Tuesday, February 13, 2007

The (Lost) Art Of Listening


How many ears must one man have before he can hear people cry? Bob Dylan
I like to listen. I have learned a great deal from listening carefully. Most people never listen. Ernest Hemingway
Bore – a person who talks when you wish him to listen. Ambrose Bierce


OUR ears will never get us in trouble, even if we keep them open all the time. Our mouth may speak hurtful words and our consciousness may lead us to do unkind deeds, causing someone else’s pain. But our ears – they are perhaps the most taken-for-granted part of our body. The ones we use perfunctorily, if our lives depended on them.


Have you noticed how the world seems to be speaking to us in syllables and monotones most of our waking time? It’s like everything is a blur of fast-moving trains, and empty conversations, harried faces and hurried footsteps, frazzled nerves and stressed out egos, muffled tones and squeaky bones. It’s like we are forever running around in circles, going everywhere but really just to nowhere.


And it’s all because we don’t stop to listen anymore. We don’t listen to ourselves, much less to others. We don’t pay attention to our thoughts, to the beating of our heart and the cravings of our soul. We go through the daily grind deaf to the voice of reason, dumb to the ways of humanity, unmindful of the sounds emanating from within, unable to hear the searing music that fills the vapid air.


Have we become totally insensitive to life outside our own? Have we turned on the mute button at will, 24/7? Have we, knowingly or not, shut us off from the hum of the bees and the call of the wild?


***


Listen to the other person. It isn’t always about us. The universe doesn’t revolve around us. Sometimes, people aren’t interested in what comes out of our lips; but we don’t notice because we are rapt in our own world, lost in our own egocentric grumbling.


Have we ever stopped and looked at the other person deep in their eyes? Stopped and listened to them speak, took in the sound of their voice, gazed at their facial movements, watched their body talk? Have we ever really thought about what lies behind the façade? Hammered into our own awareness the reality that they, too, have a story to tell?

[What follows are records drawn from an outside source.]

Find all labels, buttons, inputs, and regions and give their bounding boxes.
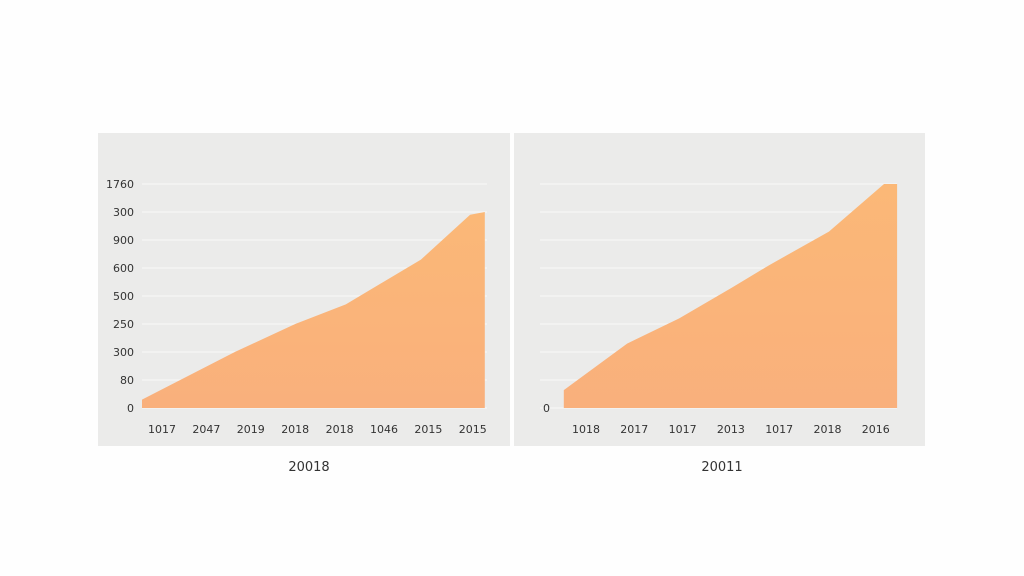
area-series: [142, 212, 485, 408]
x-tick-label: 1017: [669, 423, 697, 436]
y-tick-label: 300: [113, 206, 134, 219]
x-tick-label: 2018: [326, 423, 354, 436]
y-tick-label: 500: [113, 290, 134, 303]
x-tick-label: 2018: [281, 423, 309, 436]
x-tick-label: 1046: [370, 423, 398, 436]
y-tick-label: 1760: [106, 178, 134, 191]
area-series: [563, 184, 898, 408]
y-tick-label: 600: [113, 262, 134, 275]
y-tick-label: 900: [113, 234, 134, 247]
x-tick-label: 2015: [459, 423, 487, 436]
y-tick-label: 80: [120, 374, 134, 387]
y-tick-label: 0: [543, 402, 550, 415]
x-tick-label: 2016: [862, 423, 890, 436]
x-tick-label: 1017: [148, 423, 176, 436]
chart-1: 0 80 300 250 500 600 900 300 1760 1017 2047 2019 201…: [98, 133, 510, 475]
chart-title: 20011: [701, 460, 742, 475]
chart-2: 0 1018 2017 1017 2013 1017 2018 2016 20011: [514, 133, 925, 475]
x-tick-label: 2018: [814, 423, 842, 436]
x-tick-label: 2047: [192, 423, 220, 436]
x-tick-label: 2013: [717, 423, 745, 436]
x-tick-label: 2015: [414, 423, 442, 436]
x-tick-label: 1018: [572, 423, 600, 436]
y-tick-label: 250: [113, 318, 134, 331]
x-tick-label: 2017: [620, 423, 648, 436]
x-tick-label: 2019: [237, 423, 265, 436]
chart-title: 20018: [288, 460, 329, 475]
y-tick-label: 0: [127, 402, 134, 415]
y-tick-label: 300: [113, 346, 134, 359]
x-tick-label: 1017: [765, 423, 793, 436]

Let’s pause for a while, and contemplate. What they’re saying may not be the wisdom of the ages, but neither is ours. Let’s give them the courtesy of our undivided attention. Make them feel that they exist, for once. Say only what needs to be said, nod in appreciation, squeeze their hand now and then, sit back, settle down and yield to their own muttering.


Then we’ll realize that existing takes more than just looking after ourselves, thinking about ourselves, making something out of ourselves. There are other people in our field of dreams as well, who are no less important in the general scheme of things. Let us not forget that even as we believe we are superior to some, we are vastly inferior to many; and in the final reckoning, before the eyes of our Creator, no one is greater than the other.


***


Listen to yourself. Do you hear what you’re saying? When you say yes, don’t you in fact mean maybe, I’ll see, I’ll think about it, I’m not sure, I don’t know? Do you absent-mindedly nod when you should actually shake your head? Do you open your mouth first, think later and then regret it?

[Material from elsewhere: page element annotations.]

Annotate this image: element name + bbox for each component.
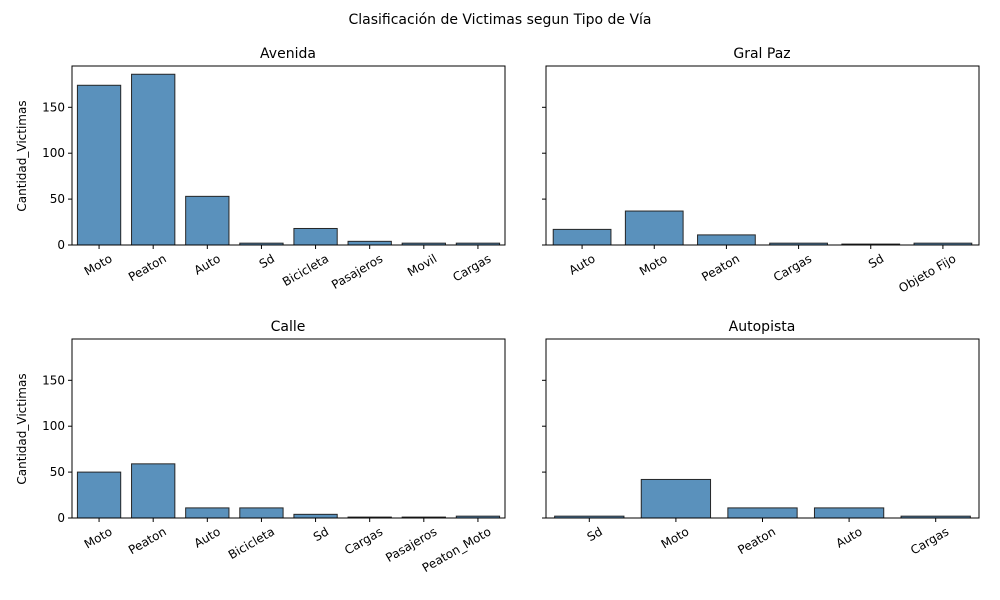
x-tick-label: Moto (82, 524, 115, 551)
x-tick-label: Moto (82, 251, 115, 278)
y-tick-label: 0 (57, 238, 65, 252)
x-tick-label: Sd (311, 524, 331, 544)
bar (697, 234, 756, 246)
y-tick-label: 50 (50, 192, 65, 206)
y-tick-label: 100 (42, 146, 65, 160)
axes-frame (545, 338, 980, 519)
x-tick-label: Sd (866, 251, 886, 271)
bar (185, 195, 230, 246)
x-tick-label: Pasajeros (329, 251, 385, 291)
bar (131, 463, 176, 519)
bar (185, 507, 230, 519)
bar (347, 240, 392, 246)
y-tick-label: 150 (42, 100, 65, 114)
x-tick-label: Peaton (735, 524, 778, 557)
bar (131, 73, 176, 246)
panel-calle: Calle Cantidad_Victimas 0 50 100 150 Moto Pea… (15, 319, 506, 575)
panel-autopista: Autopista Sd Moto Peaton Auto Cargas (542, 319, 980, 557)
bar (293, 227, 338, 246)
panel-title: Calle (271, 319, 306, 335)
x-tick-label: Cargas (342, 524, 385, 557)
x-tick-label: Bicicleta (280, 251, 331, 289)
axes-frame (71, 65, 506, 246)
bar (552, 228, 612, 246)
x-tick-label: Peaton (126, 251, 169, 284)
x-tick-label: Auto (192, 251, 223, 277)
axes-frame (545, 65, 980, 246)
x-tick-label: Cargas (771, 251, 814, 284)
bar (239, 507, 284, 519)
bar (640, 478, 712, 519)
panel-avenida: Avenida Cantidad_Victimas 0 50 100 150 Moto P… (15, 46, 506, 292)
y-tick-label: 0 (57, 511, 65, 525)
bar (727, 507, 798, 519)
y-tick-label: 50 (50, 465, 65, 479)
y-tick-label: 150 (42, 373, 65, 387)
x-tick-label: Objeto Fijo (896, 251, 958, 295)
bar (624, 210, 684, 246)
y-axis-label: Cantidad_Victimas (15, 373, 29, 484)
y-axis-label: Cantidad_Victimas (15, 100, 29, 211)
x-tick-label: Moto (637, 251, 670, 278)
x-tick-label: Auto (192, 524, 223, 550)
x-tick-label: Peaton (126, 524, 169, 557)
bar (76, 471, 122, 519)
x-tick-label: Sd (257, 251, 277, 271)
axes-frame (71, 338, 506, 519)
panel-gral-paz: Gral Paz Auto Moto Peaton Cargas Sd Objeto Fi… (542, 46, 980, 295)
x-tick-label: Cargas (908, 524, 951, 557)
y-tick-label: 100 (42, 419, 65, 433)
x-tick-label: Auto (833, 524, 864, 550)
x-tick-label: Sd (585, 524, 605, 544)
x-tick-label: Moto (659, 524, 692, 551)
panel-title: Avenida (260, 46, 316, 62)
panel-title: Autopista (729, 319, 796, 335)
x-tick-label: Cargas (450, 251, 493, 284)
x-tick-label: Movil (405, 251, 439, 279)
bar (76, 84, 122, 246)
x-tick-label: Bicicleta (226, 524, 277, 562)
figure-title: Clasificación de Victimas segun Tipo de … (348, 12, 651, 28)
panel-title: Gral Paz (733, 46, 790, 62)
x-tick-label: Auto (566, 251, 597, 277)
x-tick-label: Peaton (699, 251, 742, 284)
bar (813, 507, 885, 519)
bar (293, 513, 338, 519)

How many times have we put ourselves in awkward or embarrassing situations mainly because we didn’t give much thought to what we were supposed to say? How many enemies have we made simply because we did things that were better left undone? If our orifice didn’t work faster than our brain, we would be spared the ignominy of shooting ourselves often where it hurts.


Listen to your body. Do you hear it creaking here and there? Does it mumble aches in some joints and pound like crazy in some inner nooks and crannies? More often than not, we neglect them like nothing. Our tired limbs grunt and our weary mind groans, but we just move on to the pressing need of the hour. We perish the thought for another day, until the grunts and groans become too audible to ignore and our body becomes too feeble to resist.


Listen to your heart, it knows everything. It speaks volumes when the flesh has been rendered numb to the wiles of the world. When it’s calling for you, do you take heed or do you look the other way? Do you trip the light fantastic or do you seek refuge in the cover of twilight? Do you take the plunge or do you hedge your bets? Did you choose wisely or are you forever in regret?


Let us listen to the music of our lives, the songs that we sang when we were growing up, when we fell in love, when we were happy, when we were lonely, when we were troubled, when we were carefree. Without music, what are we? What would life be but a voiceless, dreamless void – a labyrinth of noise and clatter, a web of tangled emotions and jumbled situations, a maze of boring rhyme and joyless rhythm?


Let us listen to the sounds that remind us of how human we are, the sounds that kept us from going over the edge at one time or another, that made us sit up either in amazement or bewilderment, that made us weep in sweet surrender or get away from the dissonance of twisted lives and busted morals. A new-born baby crying, a child laughing, grass rustling under our feet, birds chirping on tree-tops, leaves crackling with the wind, water falling from rocks up ahead, someone whispering saccharine nothings to our ear – aren’t they the sounds that make us alive?


Let us listen when all around us it is silent, and what we will hear is our soul murmuring.